Sounds simple doesn’t it?
Remember that when you graduate and enter the job market, nobody really knows who you are. Not only must you introduce yourself to the marketplace, you must be remembered to stand out.
After countless interviews, the person who gets the job is the person who the company remembers. There are many points in the process when you will have a chance to stand out from your competition. Your resumé is most often the first point of contact with a potential employer. How will they choose you versus the others?
It starts with your resumé.
If there was a perfect resumé or a perfect template for a resumé everyone would have a perfect resumé but obviously there isn’t. The main reason for this is that everyone is different. So then, why would you use the same words as everyone else on your resumé if you wanted to stand out and be remembered.
Clichés like ‘detailed-oriented’ or ‘good communication skills’ in absence of context are meaningless and in no way make your resumé and you different from all the other candidates and resumés an employer will see.
If you write a boring resumé you will come off as boring and give the employer little reason to want to meet with you.

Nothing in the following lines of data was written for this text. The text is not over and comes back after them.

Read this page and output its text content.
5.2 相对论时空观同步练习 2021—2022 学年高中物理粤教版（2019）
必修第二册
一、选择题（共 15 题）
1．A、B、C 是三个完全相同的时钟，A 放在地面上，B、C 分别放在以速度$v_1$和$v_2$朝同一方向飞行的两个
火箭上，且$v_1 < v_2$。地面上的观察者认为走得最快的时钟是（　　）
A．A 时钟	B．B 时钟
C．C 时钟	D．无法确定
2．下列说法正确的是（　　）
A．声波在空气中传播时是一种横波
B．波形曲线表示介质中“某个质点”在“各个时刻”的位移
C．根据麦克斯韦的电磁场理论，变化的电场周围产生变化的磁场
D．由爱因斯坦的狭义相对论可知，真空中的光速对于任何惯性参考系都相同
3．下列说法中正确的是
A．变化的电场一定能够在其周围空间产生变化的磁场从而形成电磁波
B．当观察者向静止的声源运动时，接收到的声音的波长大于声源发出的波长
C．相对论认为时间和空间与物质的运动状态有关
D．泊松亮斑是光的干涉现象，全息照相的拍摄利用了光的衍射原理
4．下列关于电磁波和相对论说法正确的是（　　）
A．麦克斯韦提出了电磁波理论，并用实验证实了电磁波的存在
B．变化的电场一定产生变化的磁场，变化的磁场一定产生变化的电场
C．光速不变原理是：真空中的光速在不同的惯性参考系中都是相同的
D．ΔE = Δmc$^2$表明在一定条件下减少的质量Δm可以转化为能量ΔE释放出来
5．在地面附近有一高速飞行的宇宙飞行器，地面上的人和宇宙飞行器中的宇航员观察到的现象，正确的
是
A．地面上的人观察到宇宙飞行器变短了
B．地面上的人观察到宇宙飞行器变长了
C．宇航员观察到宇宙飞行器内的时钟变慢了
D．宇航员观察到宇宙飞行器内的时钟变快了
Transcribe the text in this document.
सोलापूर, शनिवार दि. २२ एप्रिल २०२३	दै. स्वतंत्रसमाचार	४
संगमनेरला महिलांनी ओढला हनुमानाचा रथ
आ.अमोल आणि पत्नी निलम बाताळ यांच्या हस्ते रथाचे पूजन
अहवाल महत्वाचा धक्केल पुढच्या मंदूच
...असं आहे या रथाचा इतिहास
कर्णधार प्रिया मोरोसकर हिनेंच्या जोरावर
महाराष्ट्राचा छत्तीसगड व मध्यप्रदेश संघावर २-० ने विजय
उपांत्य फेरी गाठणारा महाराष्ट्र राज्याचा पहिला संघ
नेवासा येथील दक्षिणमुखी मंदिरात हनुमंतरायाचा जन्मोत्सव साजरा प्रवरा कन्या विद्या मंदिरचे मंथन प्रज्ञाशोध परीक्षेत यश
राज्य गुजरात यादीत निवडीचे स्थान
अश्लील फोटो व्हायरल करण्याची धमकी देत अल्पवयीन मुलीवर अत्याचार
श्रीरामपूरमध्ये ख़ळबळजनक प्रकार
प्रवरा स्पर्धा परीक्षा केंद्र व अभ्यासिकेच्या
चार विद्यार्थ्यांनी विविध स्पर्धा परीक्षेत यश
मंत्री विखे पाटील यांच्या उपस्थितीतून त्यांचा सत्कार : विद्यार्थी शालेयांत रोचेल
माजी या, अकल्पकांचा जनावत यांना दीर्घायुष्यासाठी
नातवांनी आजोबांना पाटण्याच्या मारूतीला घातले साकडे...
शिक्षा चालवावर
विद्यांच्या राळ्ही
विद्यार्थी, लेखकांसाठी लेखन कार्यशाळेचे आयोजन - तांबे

Remember, the real purpose of the resumé is to get an interview so you must give the employer a good reason to want to meet you. You do this by citing examples of your ‘attention to detail,’ or your ‘communication skills’ in context with previous jobs, part-time, summer or intern employment.
An excellent way to do this is to list the ‘Skills Learned’ after every job experience on your resumé.
What you learn from your past experience is what you bring to the job. Convince the employer you have these skills by giving examples. You will stand out and increase your chances of getting the interview because most graduates won’t write their resumé in this way.